The message is, “Beware the Beauty industry” and it’s one that doesn’t get preached that well or often. Rowen is 9 and there is an entire industry targeted at her consisting largely of makeup and “fashion” clothes that are meant to train her into believing she needs all that crap in her life. And the people who might be able to reach kids to counteract that miserable lie are making money off it. All the big media outlets for “tweens” (I vomit a little in my mouth when I see that term) are a part of the machine. Disney and all the networks pump out extruded TV product that shows little girls as glamor queens and wrap it all in adds for play makeup and hair products.

There are places where you can get a different message. Surprisingly, American Girl does a decent job in their books of making it clear that none of that is needed. And Discover Channel puts out a magazine that I have high hopes for (we subscribed on the strength of one issue but have not yet begun receiving them).
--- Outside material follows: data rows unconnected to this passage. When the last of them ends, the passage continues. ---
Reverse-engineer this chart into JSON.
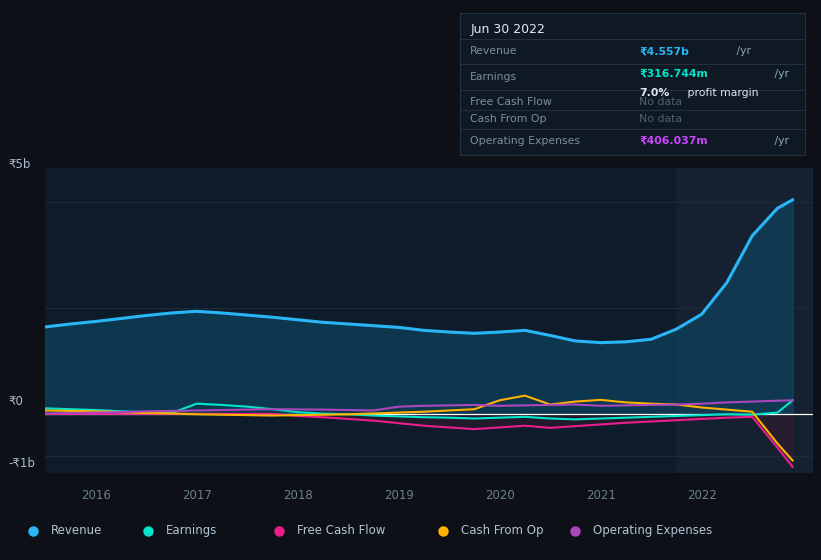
{
  "bg_color": "#0d1117",
  "plot_bg_color": "#0d1b2a",
  "highlight_bg_color": "#152030",
  "grid_color": "#1e2d3d",
  "zero_line_color": "#ffffff",
  "ylim": [
    -1400000000.0,
    5800000000.0
  ],
  "xlim_start": 2015.5,
  "xlim_end": 2023.1,
  "highlight_x_start": 2021.75,
  "legend": [
    {
      "label": "Revenue",
      "color": "#29b6f6"
    },
    {
      "label": "Earnings",
      "color": "#00e5cc"
    },
    {
      "label": "Free Cash Flow",
      "color": "#e91e8c"
    },
    {
      "label": "Cash From Op",
      "color": "#ffb300"
    },
    {
      "label": "Operating Expenses",
      "color": "#ab47bc"
    }
  ],
  "revenue_x": [
    2015.5,
    2015.75,
    2016.0,
    2016.25,
    2016.5,
    2016.75,
    2017.0,
    2017.25,
    2017.5,
    2017.75,
    2018.0,
    2018.25,
    2018.5,
    2018.75,
    2019.0,
    2019.25,
    2019.5,
    2019.75,
    2020.0,
    2020.25,
    2020.5,
    2020.75,
    2021.0,
    2021.25,
    2021.5,
    2021.75,
    2022.0,
    2022.25,
    2022.5,
    2022.75,
    2022.9
  ],
  "revenue_y": [
    2050000000.0,
    2120000000.0,
    2180000000.0,
    2250000000.0,
    2320000000.0,
    2380000000.0,
    2420000000.0,
    2380000000.0,
    2330000000.0,
    2280000000.0,
    2220000000.0,
    2160000000.0,
    2120000000.0,
    2080000000.0,
    2040000000.0,
    1970000000.0,
    1930000000.0,
    1900000000.0,
    1930000000.0,
    1970000000.0,
    1850000000.0,
    1720000000.0,
    1680000000.0,
    1700000000.0,
    1760000000.0,
    2000000000.0,
    2350000000.0,
    3100000000.0,
    4200000000.0,
    4850000000.0,
    5050000000.0
  ],
  "earnings_x": [
    2015.5,
    2015.75,
    2016.0,
    2016.25,
    2016.5,
    2016.75,
    2017.0,
    2017.25,
    2017.5,
    2017.75,
    2018.0,
    2018.25,
    2018.5,
    2018.75,
    2019.0,
    2019.25,
    2019.5,
    2019.75,
    2020.0,
    2020.25,
    2020.5,
    2020.75,
    2021.0,
    2021.25,
    2021.5,
    2021.75,
    2022.0,
    2022.25,
    2022.5,
    2022.75,
    2022.9
  ],
  "earnings_y": [
    130000000.0,
    110000000.0,
    90000000.0,
    60000000.0,
    40000000.0,
    20000000.0,
    240000000.0,
    210000000.0,
    170000000.0,
    110000000.0,
    40000000.0,
    5000000.0,
    -10000000.0,
    -40000000.0,
    -60000000.0,
    -80000000.0,
    -90000000.0,
    -110000000.0,
    -90000000.0,
    -70000000.0,
    -110000000.0,
    -130000000.0,
    -110000000.0,
    -90000000.0,
    -70000000.0,
    -50000000.0,
    -30000000.0,
    -10000000.0,
    -20000000.0,
    30000000.0,
    320000000.0
  ],
  "fcf_x": [
    2015.5,
    2015.75,
    2016.0,
    2016.25,
    2016.5,
    2016.75,
    2017.0,
    2017.25,
    2017.5,
    2017.75,
    2018.0,
    2018.25,
    2018.5,
    2018.75,
    2019.0,
    2019.25,
    2019.5,
    2019.75,
    2020.0,
    2020.25,
    2020.5,
    2020.75,
    2021.0,
    2021.25,
    2021.5,
    2021.75,
    2022.0,
    2022.25,
    2022.5,
    2022.75,
    2022.9
  ],
  "fcf_y": [
    0,
    0,
    0,
    0,
    0,
    0,
    0,
    0,
    0,
    0,
    -50000000.0,
    -80000000.0,
    -120000000.0,
    -160000000.0,
    -220000000.0,
    -280000000.0,
    -320000000.0,
    -360000000.0,
    -320000000.0,
    -280000000.0,
    -330000000.0,
    -290000000.0,
    -250000000.0,
    -210000000.0,
    -180000000.0,
    -150000000.0,
    -120000000.0,
    -90000000.0,
    -70000000.0,
    -800000000.0,
    -1250000000.0
  ],
  "cfo_x": [
    2015.5,
    2015.75,
    2016.0,
    2016.25,
    2016.5,
    2016.75,
    2017.0,
    2017.25,
    2017.5,
    2017.75,
    2018.0,
    2018.25,
    2018.5,
    2018.75,
    2019.0,
    2019.25,
    2019.5,
    2019.75,
    2020.0,
    2020.25,
    2020.5,
    2020.75,
    2021.0,
    2021.25,
    2021.5,
    2021.75,
    2022.0,
    2022.25,
    2022.5,
    2022.75,
    2022.9
  ],
  "cfo_y": [
    80000000.0,
    70000000.0,
    60000000.0,
    40000000.0,
    20000000.0,
    10000000.0,
    -10000000.0,
    -20000000.0,
    -30000000.0,
    -40000000.0,
    -30000000.0,
    -20000000.0,
    -10000000.0,
    10000000.0,
    30000000.0,
    50000000.0,
    80000000.0,
    110000000.0,
    320000000.0,
    430000000.0,
    220000000.0,
    290000000.0,
    330000000.0,
    270000000.0,
    240000000.0,
    220000000.0,
    150000000.0,
    100000000.0,
    50000000.0,
    -700000000.0,
    -1100000000.0
  ],
  "oe_x": [
    2015.5,
    2015.75,
    2016.0,
    2016.25,
    2016.5,
    2016.75,
    2017.0,
    2017.25,
    2017.5,
    2017.75,
    2018.0,
    2018.25,
    2018.5,
    2018.75,
    2019.0,
    2019.25,
    2019.5,
    2019.75,
    2020.0,
    2020.25,
    2020.5,
    2020.75,
    2021.0,
    2021.25,
    2021.5,
    2021.75,
    2022.0,
    2022.25,
    2022.5,
    2022.75,
    2022.9
  ],
  "oe_y": [
    10000000.0,
    20000000.0,
    30000000.0,
    40000000.0,
    60000000.0,
    70000000.0,
    80000000.0,
    90000000.0,
    100000000.0,
    110000000.0,
    105000000.0,
    100000000.0,
    90000000.0,
    80000000.0,
    170000000.0,
    190000000.0,
    200000000.0,
    210000000.0,
    190000000.0,
    200000000.0,
    210000000.0,
    220000000.0,
    190000000.0,
    200000000.0,
    210000000.0,
    220000000.0,
    240000000.0,
    270000000.0,
    290000000.0,
    310000000.0,
    320000000.0
  ]
}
But not all kids are lucky enough to be exposed to those influences.

I don’t like legislation that tries to force adults to act responsibly. But these are kids, they don’t have a choice who their parents are and how they grow up. I don’t want to pass legislation preventing companies from advertising legal products, but maybe would could spend some tax dollars on helping other get out other messages.


2 Responses

  1. “But not all kids are lucky enough to be exposed to those influences.”

    More like not all kids are lucky enough to have parents who can see through the marketing blizzard.

    I am doing my part as a parent to help Lucas see through all this advertising for what it really is.

    I may be called a grumpy cynic, but my child will grow up knowing more about this stuff than most other kids. I can only hope that’s enough. (thank goodness I have a boy)

  2. Yeah, I’ll take credit for that. Rowen hears a constant refrain of “Why is that ad saying those things? Are they true? How do you know?”

    And it really is dangerous. The nightmare science fiction scenarios, where kids learn about nutrition from Ronald McDonald or about health from drug companies is not an impossibility. There is currently enough negative public opinion to keep large corps from exploiting their access to kids, but it might not always be that way.

    Already kids are used to seeing drug ads where for me it’s still a bit disconcerting every time I watch one.